THE LATEST ON RUSSIAN NUCLEAR THREATS
As the team here at the Center continues to track new developments in Ukraine, the nuclear risks of the current crisis remain top of mind.
We have continued to update a series of frequently asked questions about the nuclear issues involved in the Ukraine crisis. They answer questions about why Ukraine is so important to Russia, whether Ukraine has the tools to build a nuclear weapon, the likelihood of Russian President Vladimir Putin using a nuclear weapon in Ukraine, and more. This information has been shared widely in Congressional offices and across social media, helping promote informed conversation in a sea of rapidly changing news and misinformation.
We know the news about the ongoing conflict can be overwhelming; here is a selection of several interviews featuring our team members over the past few weeks.
How serious is Russia about nuclear war? (May 7; Yahoo!
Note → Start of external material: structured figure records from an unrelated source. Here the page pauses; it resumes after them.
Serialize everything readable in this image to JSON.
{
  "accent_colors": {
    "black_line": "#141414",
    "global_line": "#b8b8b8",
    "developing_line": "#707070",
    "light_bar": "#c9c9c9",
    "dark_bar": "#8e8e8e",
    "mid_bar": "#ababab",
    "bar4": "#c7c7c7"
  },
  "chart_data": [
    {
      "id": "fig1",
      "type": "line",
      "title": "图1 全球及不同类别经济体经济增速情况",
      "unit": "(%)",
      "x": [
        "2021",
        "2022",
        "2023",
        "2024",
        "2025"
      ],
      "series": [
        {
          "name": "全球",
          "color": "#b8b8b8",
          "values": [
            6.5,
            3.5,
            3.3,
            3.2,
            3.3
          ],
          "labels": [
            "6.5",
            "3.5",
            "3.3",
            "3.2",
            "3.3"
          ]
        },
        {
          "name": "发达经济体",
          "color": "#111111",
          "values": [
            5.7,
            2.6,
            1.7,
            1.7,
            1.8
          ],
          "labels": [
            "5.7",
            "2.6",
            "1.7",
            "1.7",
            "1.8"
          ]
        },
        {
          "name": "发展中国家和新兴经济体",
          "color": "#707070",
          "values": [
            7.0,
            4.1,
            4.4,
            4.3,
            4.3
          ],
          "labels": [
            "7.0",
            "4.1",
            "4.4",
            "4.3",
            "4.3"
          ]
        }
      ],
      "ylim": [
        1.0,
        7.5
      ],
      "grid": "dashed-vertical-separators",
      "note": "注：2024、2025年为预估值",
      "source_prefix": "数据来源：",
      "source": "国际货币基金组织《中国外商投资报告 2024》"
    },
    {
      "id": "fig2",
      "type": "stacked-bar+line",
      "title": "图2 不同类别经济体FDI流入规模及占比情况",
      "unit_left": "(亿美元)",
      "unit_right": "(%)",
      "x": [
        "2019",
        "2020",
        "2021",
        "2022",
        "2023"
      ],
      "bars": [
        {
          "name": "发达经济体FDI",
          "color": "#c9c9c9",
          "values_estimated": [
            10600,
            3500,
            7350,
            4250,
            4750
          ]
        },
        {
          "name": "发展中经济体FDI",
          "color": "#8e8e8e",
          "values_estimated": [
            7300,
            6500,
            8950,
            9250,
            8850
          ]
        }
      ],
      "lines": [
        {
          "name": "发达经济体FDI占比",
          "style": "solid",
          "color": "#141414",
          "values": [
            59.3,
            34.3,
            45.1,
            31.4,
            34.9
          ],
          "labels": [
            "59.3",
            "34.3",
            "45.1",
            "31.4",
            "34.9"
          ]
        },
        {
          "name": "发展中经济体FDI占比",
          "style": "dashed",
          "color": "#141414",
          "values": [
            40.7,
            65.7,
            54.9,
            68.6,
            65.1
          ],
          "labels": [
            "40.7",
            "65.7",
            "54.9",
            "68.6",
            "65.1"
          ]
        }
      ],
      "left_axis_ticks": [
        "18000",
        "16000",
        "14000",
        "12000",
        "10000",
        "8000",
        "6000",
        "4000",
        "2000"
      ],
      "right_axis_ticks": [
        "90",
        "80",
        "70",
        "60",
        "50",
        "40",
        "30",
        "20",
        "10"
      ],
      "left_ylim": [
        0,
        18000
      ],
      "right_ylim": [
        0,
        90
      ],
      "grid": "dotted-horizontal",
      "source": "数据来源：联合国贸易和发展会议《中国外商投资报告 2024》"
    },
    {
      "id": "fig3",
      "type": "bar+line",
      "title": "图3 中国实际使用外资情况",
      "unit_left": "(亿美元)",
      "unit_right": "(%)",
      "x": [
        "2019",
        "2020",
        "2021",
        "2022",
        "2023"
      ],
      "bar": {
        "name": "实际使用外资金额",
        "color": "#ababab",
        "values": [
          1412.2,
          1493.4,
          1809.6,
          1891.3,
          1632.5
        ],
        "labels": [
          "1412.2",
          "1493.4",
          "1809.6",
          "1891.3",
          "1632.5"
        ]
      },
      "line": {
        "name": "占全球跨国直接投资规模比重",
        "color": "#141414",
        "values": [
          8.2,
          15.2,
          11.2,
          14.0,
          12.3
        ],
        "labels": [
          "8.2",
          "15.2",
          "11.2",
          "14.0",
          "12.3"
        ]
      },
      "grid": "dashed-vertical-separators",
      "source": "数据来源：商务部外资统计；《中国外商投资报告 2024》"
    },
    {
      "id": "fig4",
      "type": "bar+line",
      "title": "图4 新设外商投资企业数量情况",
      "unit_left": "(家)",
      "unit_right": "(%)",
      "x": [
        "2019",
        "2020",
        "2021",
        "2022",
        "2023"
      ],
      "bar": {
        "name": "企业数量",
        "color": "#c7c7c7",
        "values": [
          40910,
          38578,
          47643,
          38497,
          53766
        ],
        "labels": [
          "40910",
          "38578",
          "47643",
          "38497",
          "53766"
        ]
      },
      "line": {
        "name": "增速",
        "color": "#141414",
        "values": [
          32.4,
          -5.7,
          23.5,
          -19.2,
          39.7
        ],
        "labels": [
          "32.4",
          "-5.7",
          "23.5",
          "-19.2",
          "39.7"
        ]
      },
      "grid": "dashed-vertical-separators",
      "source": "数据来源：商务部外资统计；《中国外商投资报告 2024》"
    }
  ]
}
News)
What’s the latest on Russia and Ukraine? (April 28; WWL News)
Russia’s ‘Satan 2’ missile changes little for U.S., scholars say (April 20; The Washington Post)
Five deadly weapons Russia is accused of using in Ukraine (April 18; The Hill)
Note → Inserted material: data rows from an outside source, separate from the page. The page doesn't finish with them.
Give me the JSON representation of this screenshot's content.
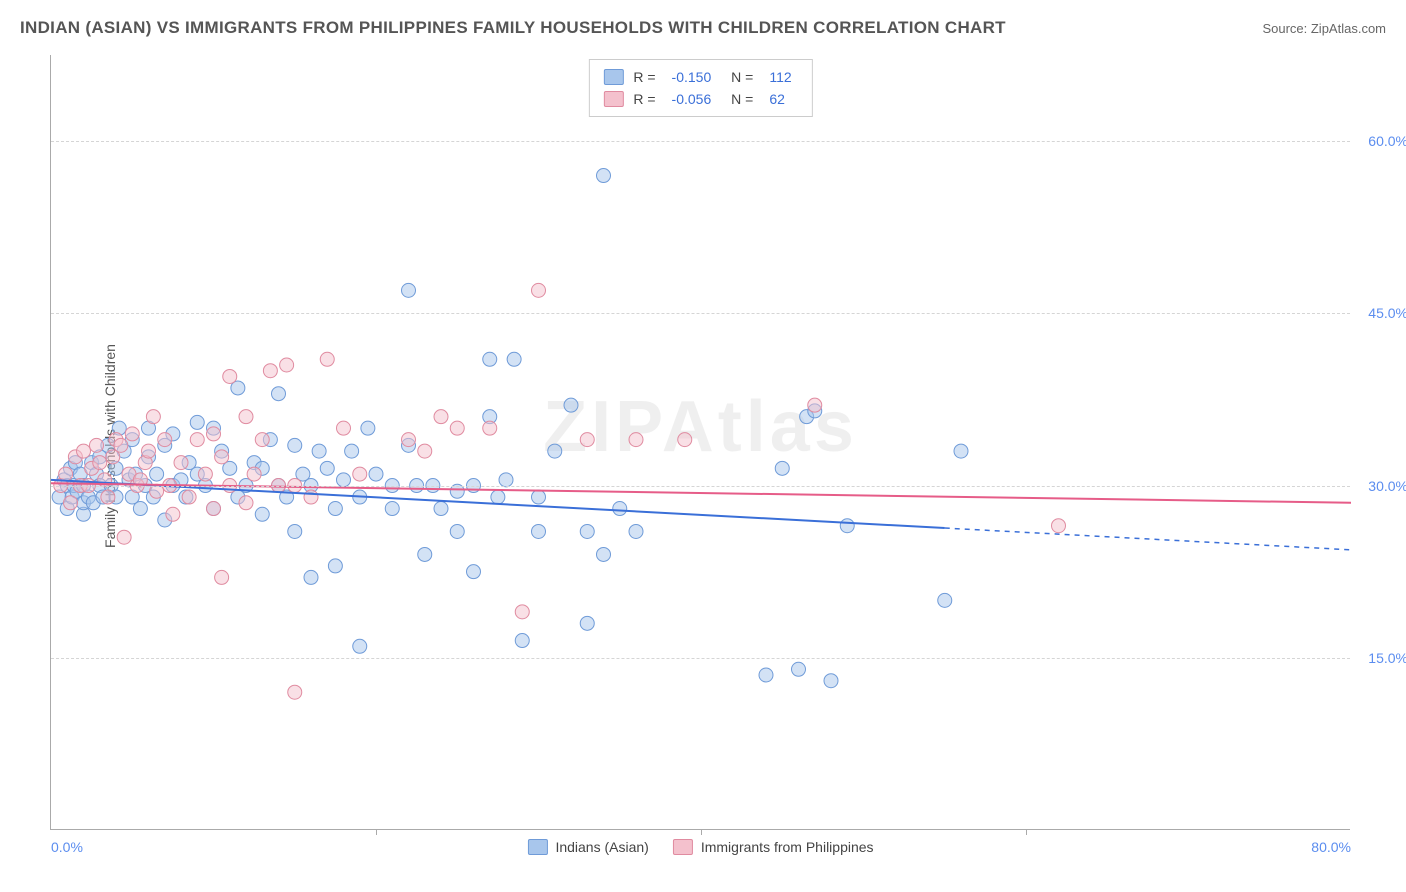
{
  "chart": {
    "type": "scatter",
    "title": "INDIAN (ASIAN) VS IMMIGRANTS FROM PHILIPPINES FAMILY HOUSEHOLDS WITH CHILDREN CORRELATION CHART",
    "source": "Source: ZipAtlas.com",
    "watermark": "ZIPAtlas",
    "ylabel": "Family Households with Children",
    "xlim": [
      0,
      80
    ],
    "ylim": [
      0,
      67.5
    ],
    "y_ticks": [
      15,
      30,
      45,
      60
    ],
    "y_tick_labels": [
      "15.0%",
      "30.0%",
      "45.0%",
      "60.0%"
    ],
    "x_ticks": [
      0,
      20,
      40,
      60,
      80
    ],
    "x_tick_only_labels": [
      0,
      80
    ],
    "x_tick_labels": {
      "0": "0.0%",
      "80": "80.0%"
    },
    "grid_color": "#d5d5d5",
    "background_color": "#ffffff",
    "axis_color": "#aaaaaa",
    "tick_label_color": "#5b8def",
    "marker_radius": 7,
    "marker_opacity": 0.5,
    "marker_stroke_width": 1,
    "series": [
      {
        "id": "indians",
        "label": "Indians (Asian)",
        "fill_color": "#a8c6ec",
        "stroke_color": "#6f9bd8",
        "line_color": "#3a6fd8",
        "R": "-0.150",
        "N": "112",
        "trend": {
          "x0": 0,
          "y0": 30.5,
          "x1": 55,
          "y1": 26.3,
          "x_ext": 80,
          "y_ext": 24.4
        },
        "points": [
          [
            0.5,
            29
          ],
          [
            0.8,
            30.5
          ],
          [
            1,
            28
          ],
          [
            1,
            30
          ],
          [
            1.2,
            31.5
          ],
          [
            1.3,
            29
          ],
          [
            1.4,
            30
          ],
          [
            1.5,
            32
          ],
          [
            1.6,
            29.5
          ],
          [
            1.8,
            31
          ],
          [
            2,
            27.5
          ],
          [
            2,
            28.5
          ],
          [
            2,
            30
          ],
          [
            2.3,
            29
          ],
          [
            2.5,
            32
          ],
          [
            2.6,
            28.5
          ],
          [
            2.8,
            31
          ],
          [
            3,
            30
          ],
          [
            3,
            32.5
          ],
          [
            3.2,
            29
          ],
          [
            3.5,
            33.5
          ],
          [
            3.7,
            30
          ],
          [
            4,
            29
          ],
          [
            4,
            31.5
          ],
          [
            4.2,
            35
          ],
          [
            4.5,
            33
          ],
          [
            4.8,
            30.5
          ],
          [
            5,
            29
          ],
          [
            5,
            34
          ],
          [
            5.2,
            31
          ],
          [
            5.5,
            28
          ],
          [
            5.8,
            30
          ],
          [
            6,
            32.5
          ],
          [
            6,
            35
          ],
          [
            6.3,
            29
          ],
          [
            6.5,
            31
          ],
          [
            7,
            33.5
          ],
          [
            7,
            27
          ],
          [
            7.5,
            30
          ],
          [
            7.5,
            34.5
          ],
          [
            8,
            30.5
          ],
          [
            8.3,
            29
          ],
          [
            8.5,
            32
          ],
          [
            9,
            31
          ],
          [
            9,
            35.5
          ],
          [
            9.5,
            30
          ],
          [
            10,
            35
          ],
          [
            10,
            28
          ],
          [
            10.5,
            33
          ],
          [
            11,
            31.5
          ],
          [
            11.5,
            38.5
          ],
          [
            11.5,
            29
          ],
          [
            12,
            30
          ],
          [
            12.5,
            32
          ],
          [
            13,
            31.5
          ],
          [
            13,
            27.5
          ],
          [
            13.5,
            34
          ],
          [
            14,
            30
          ],
          [
            14.5,
            29
          ],
          [
            15,
            33.5
          ],
          [
            15,
            26
          ],
          [
            15.5,
            31
          ],
          [
            16,
            22
          ],
          [
            16,
            30
          ],
          [
            16.5,
            33
          ],
          [
            17,
            31.5
          ],
          [
            17.5,
            28
          ],
          [
            18,
            30.5
          ],
          [
            18.5,
            33
          ],
          [
            19,
            29
          ],
          [
            19.5,
            35
          ],
          [
            20,
            31
          ],
          [
            21,
            28
          ],
          [
            22,
            47
          ],
          [
            22,
            33.5
          ],
          [
            22.5,
            30
          ],
          [
            23,
            24
          ],
          [
            23.5,
            30
          ],
          [
            24,
            28
          ],
          [
            25,
            29.5
          ],
          [
            25,
            26
          ],
          [
            26,
            22.5
          ],
          [
            26,
            30
          ],
          [
            27,
            36
          ],
          [
            27,
            41
          ],
          [
            27.5,
            29
          ],
          [
            28,
            30.5
          ],
          [
            28.5,
            41
          ],
          [
            29,
            16.5
          ],
          [
            30,
            26
          ],
          [
            30,
            29
          ],
          [
            31,
            33
          ],
          [
            32,
            37
          ],
          [
            33,
            18
          ],
          [
            33,
            26
          ],
          [
            34,
            57
          ],
          [
            34,
            24
          ],
          [
            35,
            28
          ],
          [
            36,
            26
          ],
          [
            44,
            13.5
          ],
          [
            45,
            31.5
          ],
          [
            46,
            14
          ],
          [
            46.5,
            36
          ],
          [
            47,
            36.5
          ],
          [
            48,
            13
          ],
          [
            49,
            26.5
          ],
          [
            55,
            20
          ],
          [
            56,
            33
          ],
          [
            17.5,
            23
          ],
          [
            19,
            16
          ],
          [
            21,
            30
          ],
          [
            14,
            38
          ]
        ]
      },
      {
        "id": "philippines",
        "label": "Immigrants from Philippines",
        "fill_color": "#f4c1cd",
        "stroke_color": "#e08ba0",
        "line_color": "#e65c88",
        "R": "-0.056",
        "N": "62",
        "trend": {
          "x0": 0,
          "y0": 30.2,
          "x1": 80,
          "y1": 28.5,
          "x_ext": 80,
          "y_ext": 28.5
        },
        "points": [
          [
            0.6,
            30
          ],
          [
            0.9,
            31
          ],
          [
            1.2,
            28.5
          ],
          [
            1.5,
            32.5
          ],
          [
            1.8,
            30
          ],
          [
            2,
            33
          ],
          [
            2.3,
            30
          ],
          [
            2.5,
            31.5
          ],
          [
            2.8,
            33.5
          ],
          [
            3,
            32
          ],
          [
            3.3,
            30.5
          ],
          [
            3.5,
            29
          ],
          [
            3.8,
            32.5
          ],
          [
            4,
            34
          ],
          [
            4.3,
            33.5
          ],
          [
            4.5,
            25.5
          ],
          [
            4.8,
            31
          ],
          [
            5,
            34.5
          ],
          [
            5.3,
            30
          ],
          [
            5.5,
            30.5
          ],
          [
            5.8,
            32
          ],
          [
            6,
            33
          ],
          [
            6.3,
            36
          ],
          [
            6.5,
            29.5
          ],
          [
            7,
            34
          ],
          [
            7.3,
            30
          ],
          [
            7.5,
            27.5
          ],
          [
            8,
            32
          ],
          [
            8.5,
            29
          ],
          [
            9,
            34
          ],
          [
            9.5,
            31
          ],
          [
            10,
            28
          ],
          [
            10,
            34.5
          ],
          [
            10.5,
            32.5
          ],
          [
            11,
            30
          ],
          [
            11,
            39.5
          ],
          [
            12,
            28.5
          ],
          [
            12,
            36
          ],
          [
            12.5,
            31
          ],
          [
            13,
            34
          ],
          [
            13.5,
            40
          ],
          [
            14,
            30
          ],
          [
            14.5,
            40.5
          ],
          [
            15,
            30
          ],
          [
            16,
            29
          ],
          [
            17,
            41
          ],
          [
            18,
            35
          ],
          [
            19,
            31
          ],
          [
            22,
            34
          ],
          [
            23,
            33
          ],
          [
            24,
            36
          ],
          [
            25,
            35
          ],
          [
            27,
            35
          ],
          [
            29,
            19
          ],
          [
            30,
            47
          ],
          [
            33,
            34
          ],
          [
            36,
            34
          ],
          [
            39,
            34
          ],
          [
            47,
            37
          ],
          [
            62,
            26.5
          ],
          [
            15,
            12
          ],
          [
            10.5,
            22
          ]
        ]
      }
    ]
  }
}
OP-ED: Putin’s horrendous war on Ukraine is no reason to give up on renewing the nuclear deal with Iran (April 18; Business Insider)
NEW PODCAST: THE FUTURE OF NONSTRATEGIC NUCLEAR WEAPONS
Battlefield nuclear weapons — also called tactical or nonstrategic nuclear weapons — are a continuing topic of conversation in the halls of Congress and inside the Pentagon following Russia’s invasion of Ukraine. But what are they, are they necessary and why do we keep talking about them? Nukes of Hazard podcast host and Center Policy Analyst Geoff Wilson talks with Jane Vaynman, Assistant Professor in Political Science at Temple University, to discuss their role in the U.S. nuclear arsenal, deterrence and more. Listen online or find Nukes of Hazard wherever you get your podcasts.
FAQs: IRAN NUCLEAR DEAL
As negotiations to reinstate the Joint Comprehensive Plan of Action, better known as the Iran nuclear deal, continue, Research Analyst Samuel Hickey has answered some freqently asked questions about the deal, including what it accomplished, how it manages Iran’s missile program, Russia’s involvement in the deal and why various countries support it.
NEW DATE: A CONVERSATION WITH REP. KATIE PORTER
IMPORTANT OPPOSITION TO SUBMARINE-LAUNCHED CRUISE MISSILE
House Strategic Forces Subcommittee Chairman Jim Cooper (D-TN) has strongly backed the Biden administration’s decision to abandon a new nuclear-tipped sea-launched cruise missile. In a May 17 statement, he declared, “I commend the Biden administration for its decision to retire the B-83 gravity bomb and forgo a new nuclear sea-launched cruise missile. Adding a life-extension to the B-83 and developing a new SLCM warhead would further strain a National Nuclear Security Administration complex that is already facing significant challenges.”
Former NATO Supreme Allied Commander James Stavridis also weighed in this week, saying, “on nuclear weapons, I am concerned about the destabilizing effect of lighter, smaller, and less clear-cut systems—such as the sea launch cruise missile tipped with nuclear weapons. Trying to mix-and-match conventional cruise missiles with systems that have nuclear capability generates real uncertainty in the mind of an opponent, who might overreact and escalate to a nuclear scenario. That is a significant worry.”